As can be seen, the first 2 groups created by kmeans both correspond to setosa species, while the 3rd group has both versicolor and virginica. Trying kmeans with 2 clusters, we get following result:

Code:

> km = kmeans(iris[-5], 2)
> table(km\$cluster, iris\$Species)

setosa versicolor virginica
1     50          3         0
2      0         47        50

Hence, kmeans is able to separate setosa from other 2 species. It also means that virginica and versicolor species are more closely related.

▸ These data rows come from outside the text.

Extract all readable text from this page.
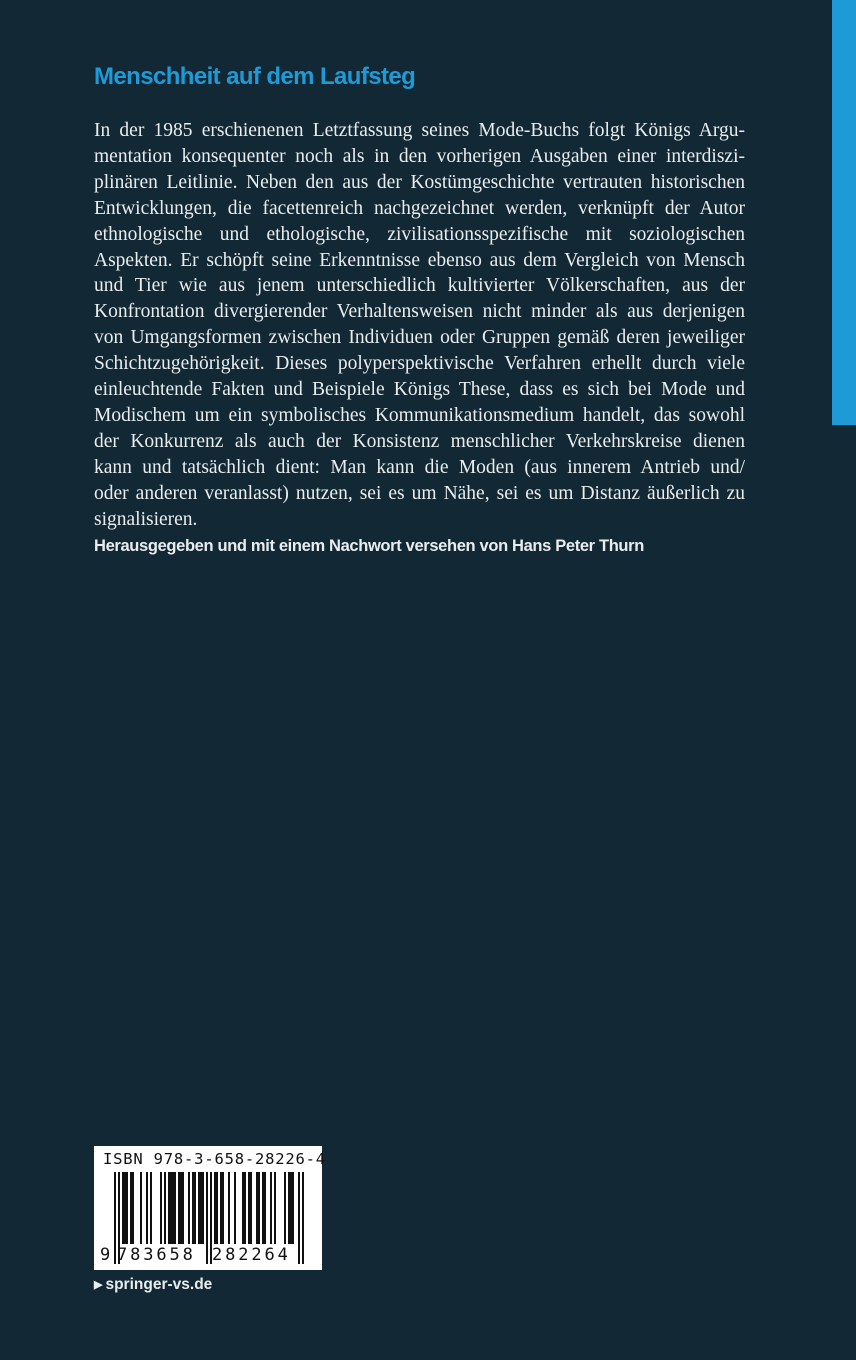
Menschheit auf dem Laufsteg

In der 1985 erschienenen Letztfassung seines Mode-Buchs folgt Königs Argu-
mentation konsequenter noch als in den vorherigen Ausgaben einer interdiszi-
plinären Leitlinie. Neben den aus der Kostümgeschichte vertrauten historischen
Entwicklungen, die facettenreich nachgezeichnet werden, verknüpft der Autor
ethnologische und ethologische, zivilisationsspezifische mit soziologischen
Aspekten. Er schöpft seine Erkenntnisse ebenso aus dem Vergleich von Mensch
und Tier wie aus jenem unterschiedlich kultivierter Völkerschaften, aus der
Konfrontation divergierender Verhaltensweisen nicht minder als aus derjenigen
von Umgangsformen zwischen Individuen oder Gruppen gemäß deren jeweiliger
Schichtzugehörigkeit. Dieses polyperspektivische Verfahren erhellt durch viele
einleuchtende Fakten und Beispiele Königs These, dass es sich bei Mode und
Modischem um ein symbolisches Kommunikationsmedium handelt, das sowohl
der Konkurrenz als auch der Konsistenz menschlicher Verkehrskreise dienen
kann und tatsächlich dient: Man kann die Moden (aus innerem Antrieb und/
oder anderen veranlasst) nutzen, sei es um Nähe, sei es um Distanz äußerlich zu
signalisieren.

Herausgegeben und mit einem Nachwort versehen von Hans Peter Thurn

ISBN 978-3-658-28226-4
9 783658 282264
▶ springer-vs.de
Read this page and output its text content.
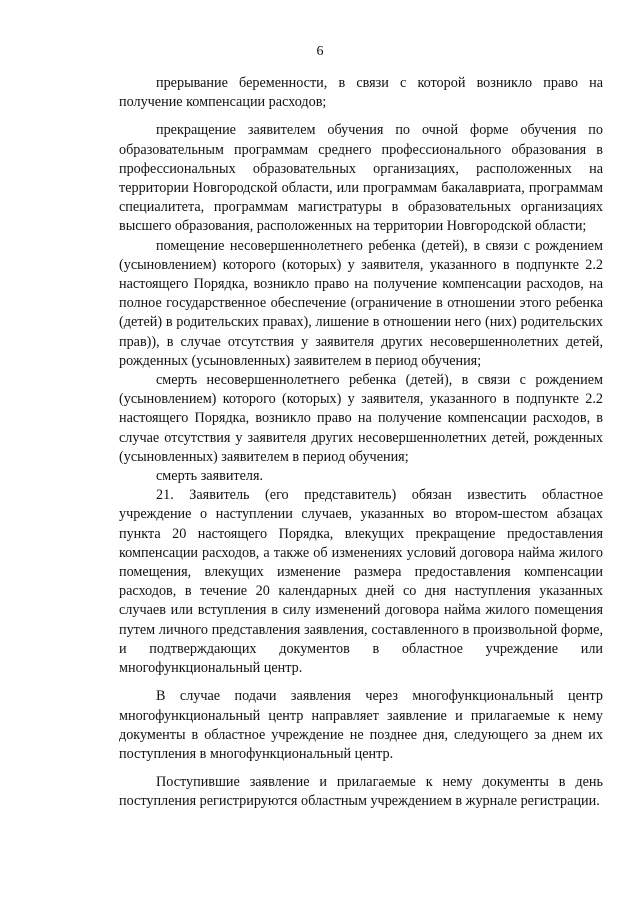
6

прерывание беременности, в связи с которой возникло право на получение компенсации расходов;

прекращение заявителем обучения по очной форме обучения по образовательным программам среднего профессионального образования в профессиональных образовательных организациях, расположенных на территории Новгородской области, или программам бакалавриата, программам специалитета, программам магистратуры в образовательных организациях высшего образования, расположенных на территории Новгородской области;

помещение несовершеннолетнего ребенка (детей), в связи с рождением (усыновлением) которого (которых) у заявителя, указанного в подпункте 2.2 настоящего Порядка, возникло право на получение компенсации расходов, на полное государственное обеспечение (ограничение в отношении этого ребенка (детей) в родительских правах), лишение в отношении него (них) родительских прав)), в случае отсутствия у заявителя других несовершеннолетних детей, рожденных (усыновленных) заявителем в период обучения;

смерть несовершеннолетнего ребенка (детей), в связи с рождением (усыновлением) которого (которых) у заявителя, указанного в подпункте 2.2 настоящего Порядка, возникло право на получение компенсации расходов, в случае отсутствия у заявителя других несовершеннолетних детей, рожденных (усыновленных) заявителем в период обучения;

смерть заявителя.

21. Заявитель (его представитель) обязан известить областное учреждение о наступлении случаев, указанных во втором-шестом абзацах пункта 20 настоящего Порядка, влекущих прекращение предоставления компенсации расходов, а также об изменениях условий договора найма жилого помещения, влекущих изменение размера предоставления компенсации расходов, в течение 20 календарных дней со дня наступления указанных случаев или вступления в силу изменений договора найма жилого помещения путем личного представления заявления, составленного в произвольной форме, и подтверждающих документов в областное учреждение или многофункциональный центр.

В случае подачи заявления через многофункциональный центр многофункциональный центр направляет заявление и прилагаемые к нему документы в областное учреждение не позднее дня, следующего за днем их поступления в многофункциональный центр.

Поступившие заявление и прилагаемые к нему документы в день поступления регистрируются областным учреждением в журнале регистрации.
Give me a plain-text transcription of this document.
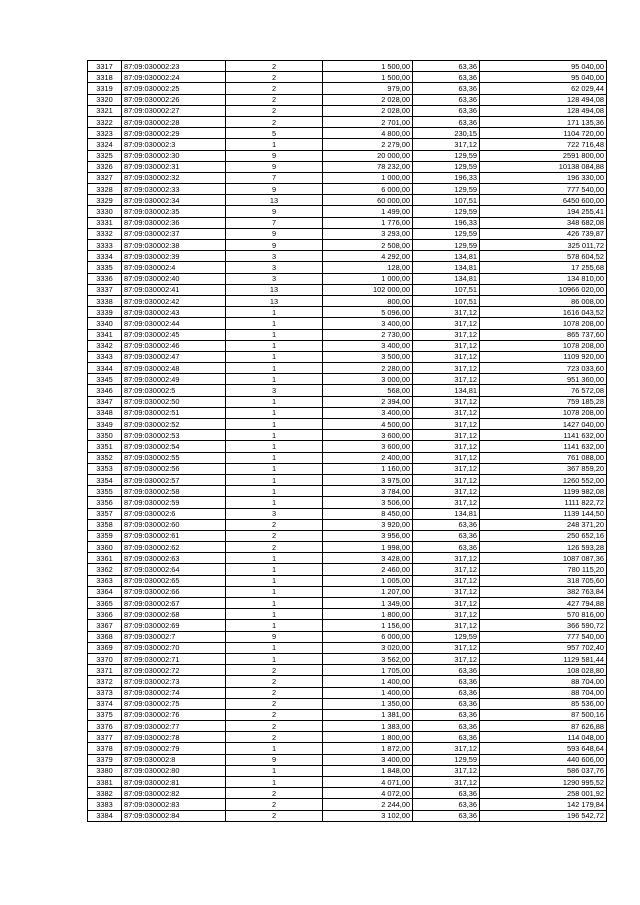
3317	87:09:030002:23	2	1 500,00	63,36	95 040,00
3318	87:09:030002:24	2	1 500,00	63,36	95 040,00
3319	87:09:030002:25	2	979,00	63,36	62 029,44
3320	87:09:030002:26	2	2 028,00	63,36	128 494,08
3321	87:09:030002:27	2	2 028,00	63,36	128 494,08
3322	87:09:030002:28	2	2 701,00	63,36	171 135,36
3323	87:09:030002:29	5	4 800,00	230,15	1104 720,00
3324	87:09:030002:3	1	2 279,00	317,12	722 716,48
3325	87:09:030002:30	9	20 000,00	129,59	2591 800,00
3326	87:09:030002:31	9	78 232,00	129,59	10138 084,88
3327	87:09:030002:32	7	1 000,00	196,33	196 330,00
3328	87:09:030002:33	9	6 000,00	129,59	777 540,00
3329	87:09:030002:34	13	60 000,00	107,51	6450 600,00
3330	87:09:030002:35	9	1 499,00	129,59	194 255,41
3331	87:09:030002:36	7	1 776,00	196,33	348 682,08
3332	87:09:030002:37	9	3 293,00	129,59	426 739,87
3333	87:09:030002:38	9	2 508,00	129,59	325 011,72
3334	87:09:030002:39	3	4 292,00	134,81	578 604,52
3335	87:09:030002:4	3	128,00	134,81	17 255,68
3336	87:09:030002:40	3	1 000,00	134,81	134 810,00
3337	87:09:030002:41	13	102 000,00	107,51	10966 020,00
3338	87:09:030002:42	13	800,00	107,51	86 008,00
3339	87:09:030002:43	1	5 096,00	317,12	1616 043,52
3340	87:09:030002:44	1	3 400,00	317,12	1078 208,00
3341	87:09:030002:45	1	2 730,00	317,12	865 737,60
3342	87:09:030002:46	1	3 400,00	317,12	1078 208,00
3343	87:09:030002:47	1	3 500,00	317,12	1109 920,00
3344	87:09:030002:48	1	2 280,00	317,12	723 033,60
3345	87:09:030002:49	1	3 000,00	317,12	951 360,00
3346	87:09:030002:5	3	568,00	134,81	76 572,08
3347	87:09:030002:50	1	2 394,00	317,12	759 185,28
3348	87:09:030002:51	1	3 400,00	317,12	1078 208,00
3349	87:09:030002:52	1	4 500,00	317,12	1427 040,00
3350	87:09:030002:53	1	3 600,00	317,12	1141 632,00
3351	87:09:030002:54	1	3 600,00	317,12	1141 632,00
3352	87:09:030002:55	1	2 400,00	317,12	761 088,00
3353	87:09:030002:56	1	1 160,00	317,12	367 859,20
3354	87:09:030002:57	1	3 975,00	317,12	1260 552,00
3355	87:09:030002:58	1	3 784,00	317,12	1199 982,08
3356	87:09:030002:59	1	3 506,00	317,12	1111 822,72
3357	87:09:030002:6	3	8 450,00	134,81	1139 144,50
3358	87:09:030002:60	2	3 920,00	63,36	248 371,20
3359	87:09:030002:61	2	3 956,00	63,36	250 652,16
3360	87:09:030002:62	2	1 998,00	63,36	126 593,28
3361	87:09:030002:63	1	3 428,00	317,12	1087 087,36
3362	87:09:030002:64	1	2 460,00	317,12	780 115,20
3363	87:09:030002:65	1	1 005,00	317,12	318 705,60
3364	87:09:030002:66	1	1 207,00	317,12	382 763,84
3365	87:09:030002:67	1	1 349,00	317,12	427 794,88
3366	87:09:030002:68	1	1 800,00	317,12	570 816,00
3367	87:09:030002:69	1	1 156,00	317,12	366 590,72
3368	87:09:030002:7	9	6 000,00	129,59	777 540,00
3369	87:09:030002:70	1	3 020,00	317,12	957 702,40
3370	87:09:030002:71	1	3 562,00	317,12	1129 581,44
3371	87:09:030002:72	2	1 705,00	63,36	108 028,80
3372	87:09:030002:73	2	1 400,00	63,36	88 704,00
3373	87:09:030002:74	2	1 400,00	63,36	88 704,00
3374	87:09:030002:75	2	1 350,00	63,36	85 536,00
3375	87:09:030002:76	2	1 381,00	63,36	87 500,16
3376	87:09:030002:77	2	1 383,00	63,36	87 626,88
3377	87:09:030002:78	2	1 800,00	63,36	114 048,00
3378	87:09:030002:79	1	1 872,00	317,12	593 648,64
3379	87:09:030002:8	9	3 400,00	129,59	440 606,00
3380	87:09:030002:80	1	1 848,00	317,12	586 037,76
3381	87:09:030002:81	1	4 071,00	317,12	1290 995,52
3382	87:09:030002:82	2	4 072,00	63,36	258 001,92
3383	87:09:030002:83	2	2 244,00	63,36	142 179,84
3384	87:09:030002:84	2	3 102,00	63,36	196 542,72
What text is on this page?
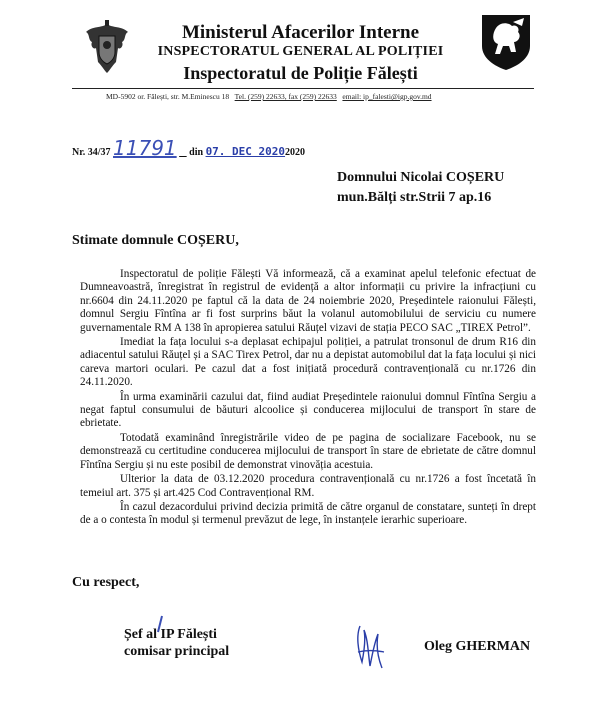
Ministerul Afacerilor Interne
INSPECTORATUL GENERAL AL POLIȚIEI
Inspectoratul de Poliție Fălești
MD-5902 or. Fălești, str. M.Eminescu 18 Tel. (259) 22633, fax (259) 22633 email: ip_falesti@igp.gov.md
Nr. 34/37 11791 din 07. DEC 20202020
Domnului Nicolai COȘERU
mun.Bălți str.Strii 7 ap.16
Stimate domnule COȘERU,

Inspectoratul de poliție Fălești Vă informează, că a examinat apelul telefonic efectuat de Dumneavoastră, înregistrat în registrul de evidență a altor informații cu privire la infracțiuni cu nr.6604 din 24.11.2020 pe faptul că la data de 24 noiembrie 2020, Președintele raionului Fălești, domnul Sergiu Fîntîna ar fi fost surprins băut la volanul automobilului de serviciu cu numere guvernamentale RM A 138 în apropierea satului Răuțel vizavi de stația PECO SAC „TIREX Petrol”.

Imediat la fața locului s-a deplasat echipajul poliției, a patrulat tronsonul de drum R16 din adiacentul satului Răuțel și a SAC Tirex Petrol, dar nu a depistat automobilul dat la fața locului și nici careva martori oculari. Pe cazul dat a fost inițiată procedură contravențională cu nr.1726 din 24.11.2020.

În urma examinării cazului dat, fiind audiat Președintele raionului domnul Fîntîna Sergiu a negat faptul consumului de băuturi alcoolice și conducerea mijlocului de transport în stare de ebrietate.

Totodată examinând înregistrările video de pe pagina de socializare Facebook, nu se demonstrează cu certitudine conducerea mijlocului de transport în stare de ebrietate de către domnul Fîntîna Sergiu și nu este posibil de demonstrat vinovăția acestuia.

Ulterior la data de 03.12.2020 procedura contravențională cu nr.1726 a fost încetată în temeiul art. 375 și art.425 Cod Contravențional RM.

În cazul dezacordului privind decizia primită de către organul de constatare, sunteți în drept de a o contesta în modul și termenul prevăzut de lege, în instanțele ierarhic superioare.

Cu respect,
Șef al IP Fălești
comisar principal	Oleg GHERMAN
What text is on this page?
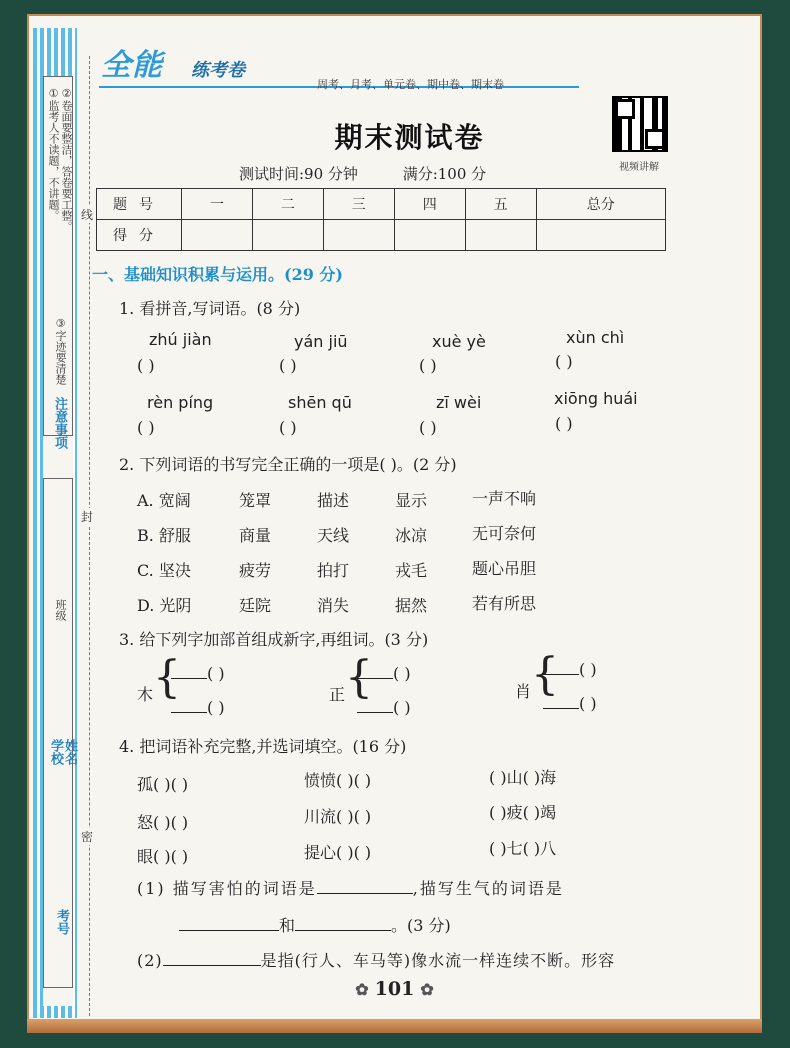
注意事项
①监考人不读题，不讲题。 ②卷面要整洁，答卷要工整。
③字迹要清楚
班级
学校 姓名
考号
线
封
密
全能 练考卷
周考、月考、单元卷、期中卷、期末卷
视频讲解
期末测试卷
测试时间:90 分钟	满分:100 分
题号	一	二	三	四	五	总分
得分						
一、基础知识积累与运用。(29 分)
1. 看拼音,写词语。(8 分)
zhú jiàn	yán jiū	xuè yè	xùn chì
( )	( )	( )	( )
rèn píng	shēn qū	zī wèi	xiōng huái
( )	( )	( )	( )
2. 下列词语的书写完全正确的一项是( )。(2 分)
A. 宽阔	笼罩	描述	显示	一声不响
B. 舒服	商量	天线	冰凉	无可奈何
C. 坚决	疲劳	拍打	戎毛	题心吊胆
D. 光阴	廷院	消失	据然	若有所思
3. 给下列字加部首组成新字,再组词。(3 分)
木 {	( )
( )
正 {	( )
( )
肖 {	( )
( )
4. 把词语补充完整,并选词填空。(16 分)
孤( )( )	愤愤( )( )	( )山( )海
怒( )( )	川流( )( )	( )疲( )竭
眼( )( )	提心( )( )	( )七( )八
(1) 描写害怕的词语是	,描写生气的词语是
和	。(3 分)
(2)	是指(行人、车马等)像水流一样连续不断。形容
✿ 101 ✿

Trying clustering again using hddc() function of Hdclassif package which does not require the numebr of clusters to be pre-specified:

Code:

> library(HDclassif)
> res = hddc(iris[-5])
Model            K       BIC
ALL             1       -991.4453
AKJBKQKDK       2       -606.9822
AKJBKQKDK       3       -598.0384
AKJBKQKDK       4       -639.826
AKJBKQKDK       5       -675.3368
AKJBKQKDK       6       -700.6925
AKJBKQKDK       7       -756.5343
AKJBKQKDK       8       -828.1545
AKJBKQKDK       9       -870.1027
AKJBKQKDK       10      -884.5045

SELECTED: model AKJBKQKDK with 3 clusters, BIC=-598.0384.

> res\$class
[1] 1 4 6 6 6 3 3 6 3 3 6 2 6 6 6 6 6 3 3 3 3 5 1 3 3 7 3 4 7 3 3 6 5 4 3 2 2 3 1 6 7 7 5 4 6 6 5 2 3 6 3 3 2 6 3 3 3 5 6 3 3 3
[63] 3 2 2 5 3 1 2 4 3 4 3 3 2 7 2 2 3 5 2 4 3 2 3 3 6 2 4 2 2 2 5 6 2 2 4 4 4 2 3 4 3 3 3 5 3 4 3 4 4 3 2 3 4 2 2 2 3 6 4 4 3 2
[125] 2 2 4 3 3 2 8 3 8 6 1 2 6 3 3 2 6 6 1 3 6 2 8 2 6 3 6 6 6 3 1 3 3 3 3 6 6 6 6 2 6 3 6 6 7 6 1 3 6 3 3 4 3 3 6 3 2 6 1 6 6 6
[187] 6 2 3

> table(res\$class, iris\$Species)

setosa versicolor virginica
1      0         43         0
2      0          7        50
3     50          0         0

This is able to identify 3 clusters (species) from lengths and widths of petals and sepals, though 7 of 150 (4.7%) cases are incorrectly classified.

References:
Laurent Berge, Charles Bouveyron, Stephane Girard (2012). HDclassif: An R Package for Model-Based Clustering and Discriminant Analysis of High-Dimensional Data. Journal of Statistical Software, 46(6), 1-29. URL http://www.jstatsoft.org/v46/i06/.

Maechler, M., Rousseeuw, P., Struyf, A., Hubert, M., Hornik, K.(2015).cluster: Cluster Analysis Basics and Extensions. R package version 2.0.2.